Humor de Mãe (1.º capítulo)

Posted by Hugo Neves on

Final do dia 

 

A parte má de se ter muitos filhos é o final do dia. É um pesadelo. O final de um dia numa casa cheia de crianças é um sítio não aconselhável a pessoas sensíveis, idosos ou utentes com problemas cardíacos. 

Alguém com este perfil não deve, em circunstância alguma, aproximar­‑se num qualquer final de dia de uma casa onde vivam mais de três crianças. E se souberem que ali vivem seis, aconselho a afastarem­‑se pelo menos dois quilómetros. É que o ambiente que ali se vive é quase tão infernal como aquele dia no Pingo Doce das promoções de 50 por cento. A agitação e a gritaria são mais ou menos as mesmas. 

Toda a gente me pergunta como é que eu faço para despachar seis crianças de manhã (despachar é mesmo o termo); para as pessoas em geral a grande incógnita sobre rotina da minha vida prende­‑se com as manhãs. Não, meus senhores, as manhãs são um passeio à beira mar: estamos todos meio a dormir e a única pessoa que grita sou eu. A altura verdadeiramente crítica é o final do dia. As crianças não se dão bem com esta fase do dia. Passam­‑se. Desde bebés que são assim. Em bebés choram, têm dores de barriga e agitam­‑se mais do que o resto do dia sem razão aparente ou mais rebuscada. É assim porque sim. E quando crescem ficam
desaustinados. 

Enquanto nós, pessoas normais, estamos arrasados às sete da tarde e suspiramos por paz, por silêncio, por descanso e o nosso cérebro entra em ponto morto, as crianças não. No final do dia as pilhas deles aparecem milagrosamente recarregadas. A escola, que devia dar cabo deles, não tem essa capacidade. Ao final do dia é quando se dão todas as discussões, é quando se verifica a capacidade vocal de cada um, é quando eles se lembram de contar imensas histórias, de dar milhares de recados, de se queixarem da vida e até de expressarem a sua incredibilidade por alguns temas metafísicos, religiosos ou científicos. Tudo isto ao mesmo tempo que estudam, tomam banho, arrumam as roupas e os livros da escola, brincam, veem televisão ou estão no computador. Com dois ou três, a coisa faz­‑se bem. Mais do que isso, é um hospício. Por isso é que eu tenho a certeza que 96 por cento dos castigos dados às crianças em todo o mundo são referentes a atos, a pensamentos e a omissões de cariz asneirento verificados nesta altura do dia.

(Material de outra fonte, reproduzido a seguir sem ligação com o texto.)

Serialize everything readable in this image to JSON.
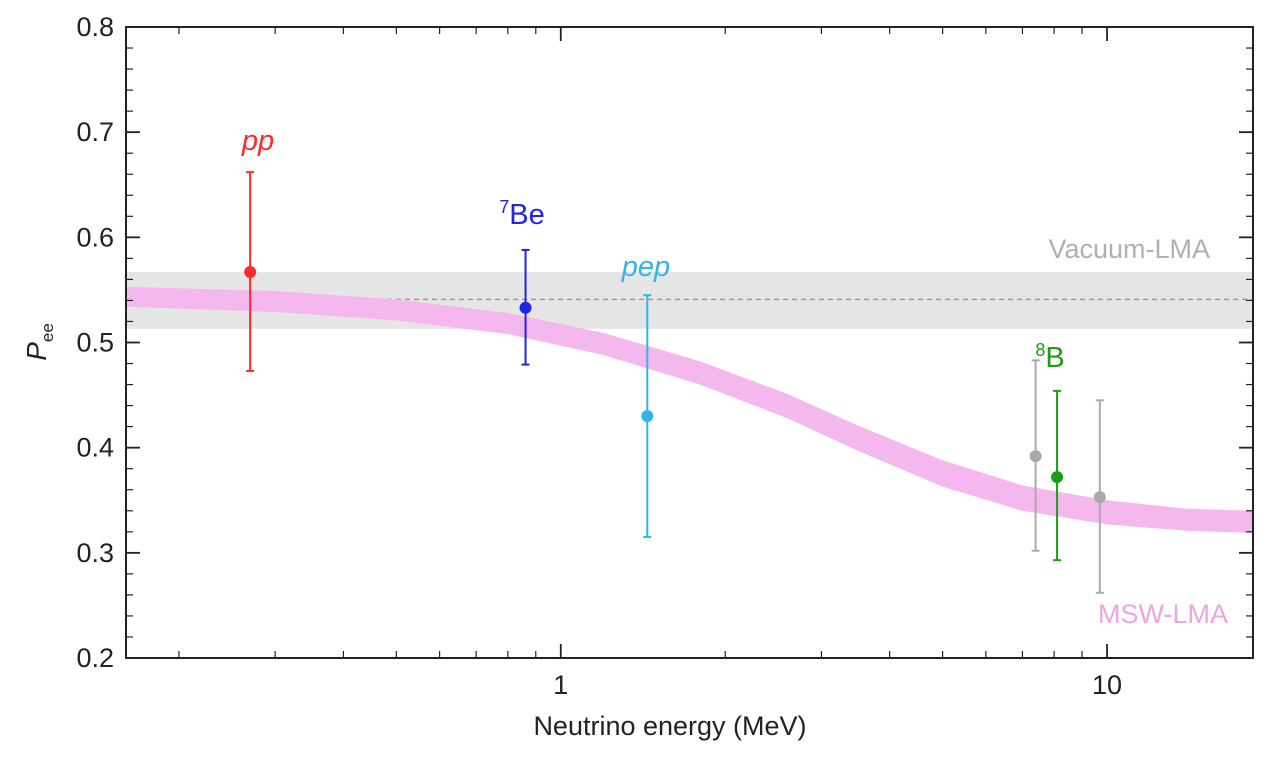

O grande desafio de um adulto que esteja a viver esta delicada circunstância é manter a concentração. As crianças falam todas ao mesmo tempo, ou seja, elas não acham que tenham de estar caladas só porque alguém já está a falar com o mesmo interlocutor. Por isso, no caso do estudo, elas têm dúvidas em simultâneo. E dúvidas absolutamente distintas porque as idades variam. Temos, portanto, de manter a concentração quando somos forçados a responder a questões sobre contas de somar, expressões numéricas com números negativos, a crise do século XIV, como se faz o i e sobre o esqueleto. Ao mesmo tempo que vamos apanhando do chão a chucha da criança mais nova que vai refilando porque quer colo. Passando este desafio fica a faltar apenas os banhos, a arrumação, o jantar e a gestão das discussões, das brincadeiras e dos gritos. 

É por causa dos finais do dia que a minha avozinha alegava que onde as crianças estão bem é nas fotografias: onde não há perigo de acordarem. A boa notícia é que, eventualmente, todas crescem. E tal como o socialismo se vai esbatendo com a idade, também os finais do dias vão pacificando. Até ao conservadorismo final, em que passam a amantes da paz, da ordem e da serenidade.